While at-home soil tests are widely available, they are only mildly accurate at best — for detailed results it’s necessary to send a soil sample into a lab for testing. We use A&L Western Laboratories in Modesto, California; they’re fast and affordable.


Add Compost

Only a soil test will be able to determine exactly what nutrients and pH adjustments your garden soil needs, but there are some general additions you can make before spring planting. The most important is adding a nitrogen-rich compost mix, which will replenish the nutrients used up by the summer crops. Compost and organic material are also wonderful for improving soil structure and drainage. In most cases it’s also a good idea to add a balanced blend of other essential nutrients such as phosphorus, potassium and calcium.


To accomplish this, I recommend a few cups of E.B. Stone Organics All Purpose Plant Food, a local Suisun City product that is sold in nurseries and hardware stores throughout the Bay Area. Be sure to mix compost and amendments into the top 8 to 10 inches of soil until well incorporated, which also helps aerate the soil and makes it easier for roots to stretch out to their full potential.  
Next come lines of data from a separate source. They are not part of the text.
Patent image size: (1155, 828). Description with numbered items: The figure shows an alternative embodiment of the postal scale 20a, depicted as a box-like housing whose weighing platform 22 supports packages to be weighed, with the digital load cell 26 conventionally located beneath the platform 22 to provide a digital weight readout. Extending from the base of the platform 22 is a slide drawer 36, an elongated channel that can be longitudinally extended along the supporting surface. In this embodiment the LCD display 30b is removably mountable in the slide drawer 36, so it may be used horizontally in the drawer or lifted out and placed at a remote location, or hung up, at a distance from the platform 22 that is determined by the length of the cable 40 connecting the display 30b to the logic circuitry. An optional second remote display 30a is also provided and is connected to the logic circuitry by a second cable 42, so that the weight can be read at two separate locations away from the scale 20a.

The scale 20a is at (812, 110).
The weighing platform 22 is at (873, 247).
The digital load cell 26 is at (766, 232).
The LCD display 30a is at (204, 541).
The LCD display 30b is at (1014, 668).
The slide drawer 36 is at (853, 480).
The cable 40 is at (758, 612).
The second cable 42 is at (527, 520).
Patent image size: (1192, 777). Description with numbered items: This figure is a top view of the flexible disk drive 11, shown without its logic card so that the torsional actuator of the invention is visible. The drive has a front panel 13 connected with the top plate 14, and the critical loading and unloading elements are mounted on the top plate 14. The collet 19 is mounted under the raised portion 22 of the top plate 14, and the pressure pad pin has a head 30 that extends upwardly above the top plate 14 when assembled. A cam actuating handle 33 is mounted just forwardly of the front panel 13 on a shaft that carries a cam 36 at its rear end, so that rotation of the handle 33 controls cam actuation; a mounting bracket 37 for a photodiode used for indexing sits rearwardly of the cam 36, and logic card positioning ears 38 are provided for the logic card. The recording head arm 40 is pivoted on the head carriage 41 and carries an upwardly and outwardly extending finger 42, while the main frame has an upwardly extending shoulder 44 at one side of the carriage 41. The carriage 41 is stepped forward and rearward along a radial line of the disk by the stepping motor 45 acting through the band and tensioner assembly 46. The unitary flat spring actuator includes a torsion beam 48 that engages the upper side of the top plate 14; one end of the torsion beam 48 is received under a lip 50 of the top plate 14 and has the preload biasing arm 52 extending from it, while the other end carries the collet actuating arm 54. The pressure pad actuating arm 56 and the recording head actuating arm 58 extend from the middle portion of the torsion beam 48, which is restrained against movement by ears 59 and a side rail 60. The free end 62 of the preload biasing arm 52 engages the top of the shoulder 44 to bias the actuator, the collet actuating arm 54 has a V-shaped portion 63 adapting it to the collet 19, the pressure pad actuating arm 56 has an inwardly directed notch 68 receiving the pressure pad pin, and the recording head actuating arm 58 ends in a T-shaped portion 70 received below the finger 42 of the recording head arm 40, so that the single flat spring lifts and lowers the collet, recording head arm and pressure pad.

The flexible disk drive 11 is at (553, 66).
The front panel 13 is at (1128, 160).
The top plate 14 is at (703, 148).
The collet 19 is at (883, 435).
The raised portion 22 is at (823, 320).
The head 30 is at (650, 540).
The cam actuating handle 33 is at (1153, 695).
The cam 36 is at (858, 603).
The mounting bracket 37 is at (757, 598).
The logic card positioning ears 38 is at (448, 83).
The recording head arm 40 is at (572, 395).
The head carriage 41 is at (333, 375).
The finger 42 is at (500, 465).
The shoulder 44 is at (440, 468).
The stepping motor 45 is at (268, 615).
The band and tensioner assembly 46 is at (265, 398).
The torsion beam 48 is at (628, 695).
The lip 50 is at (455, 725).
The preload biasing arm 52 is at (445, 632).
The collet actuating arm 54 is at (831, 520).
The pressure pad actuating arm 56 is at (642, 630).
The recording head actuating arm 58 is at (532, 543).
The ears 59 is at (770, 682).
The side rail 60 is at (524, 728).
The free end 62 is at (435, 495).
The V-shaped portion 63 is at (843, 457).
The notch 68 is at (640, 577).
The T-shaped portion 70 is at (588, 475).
Lettuces and other fast-growing vegetables are ideal for planting right now (photo by Kodiak Drewry).

What To Plant Right Now


It’s not too late to plant lettuce, salad mix, arugula, radishes and other fast-growing veggies
in your garden over the next few months. All of these can be easily grown from seed with the same simple steps:

1. Create a shallow furrow in your garden bed with a trowel or your finger, ideally along your drip irrigation line.

2. Sprinkle in a few seeds, roughly 15–20 per foot. The closer together the seeds, the more crowded the plants will be. For full size radishes, you may have to thin them to a fingers-width between plants.

3. Cover lightly with just about a quarter-inch of soil. You don’t want to bury them too deep or else they might not have the energy to reach the surface, but you also don’t want to leave them exposed.